CONICET | Buscador de Institutos y Recursos Humanos

Osteoarticular brucellosis is the most common localization of human active disease. Osteocytes, are the most abundant cells of bone. They secrete factors that regulate osteoclast differentiation (cells involved in bone resorption). The aim is to determine if Brucella abortus (Ba) infection modifies osteocyte (MLO-Y4) function. Cytokine and chemokine production was determined by ELISA, osteoclast differentiation was determined by microscopy as the number of multinucleated cells that express tartrate-resistant acid phosphatase (TRAP). Conexin 43, E11/gp38, integrin-α and -β, tubulin-α, CD44 expression was determined by qRT-PCR. Apoptosis was determined by Hoechst dye 33342 (microscopy) and by Annexin V-FITC/Propidium Iodide (PI) (cytometry). Ba infection induced the secretion of pro-inflammatory cytokines (IL-6 and TNF-α, but not IL-1β), KC and RANKL (the main regulator of osteoclastogenesis) by osteocytes. In inflammatory condition TNF-α could be also involved in osteoclastogenesis. Our results indicated that supernatants from Ba infected osteocytes could induce osteoclast differentiation of monocytes in the presence of M-CSF (p<0.001).
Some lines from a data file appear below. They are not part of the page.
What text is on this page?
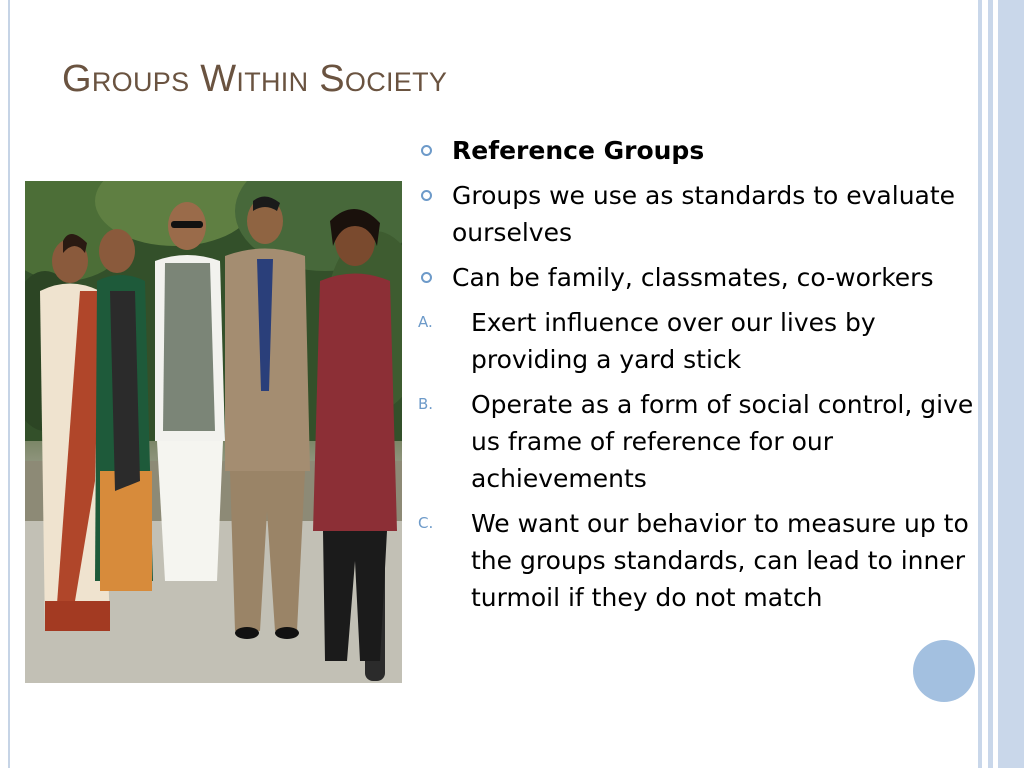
Groups Within Society
Reference Groups
Groups we use as standards to evaluate ourselves
Can be family, classmates, co-workers
A.	Exert influence over our lives by providing a yard stick
B.	Operate as a form of social control, give us frame of reference for our achievements
C.	We want our behavior to measure up to the groups standards, can lead to inner turmoil if they do not match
Using a neutralizing antibody against TNF-α or osteoprotegerin (OPG), RANKL?s decoy receptor, we determined that TNF-α and RANKL are involved in osteoclastogenesis induced by supernatants from Ba- infected osteocytes, since the number of TRAP+ multinucleated cells were significantly reduced (p<0.01). Conexin 43 and accessory molecules such as E11/gp38, integrin-α and -β, tubulin-α and CD44 are involved in cell-cell interaction necessary for osteocyte survival. Ba infection inhibits the expression of all molecules studied (p<0.05). This indicated that Ba-infection could alter osteocyte survival. We found that Ba infection induced osteocyte apoptosis, Hoechst dye 33342 (p<0.01) and Annexin V-FITC/ PI (p<0.01). Taking together our results indicated that Ba-infection could alter osteocyte function contributing to bone damage.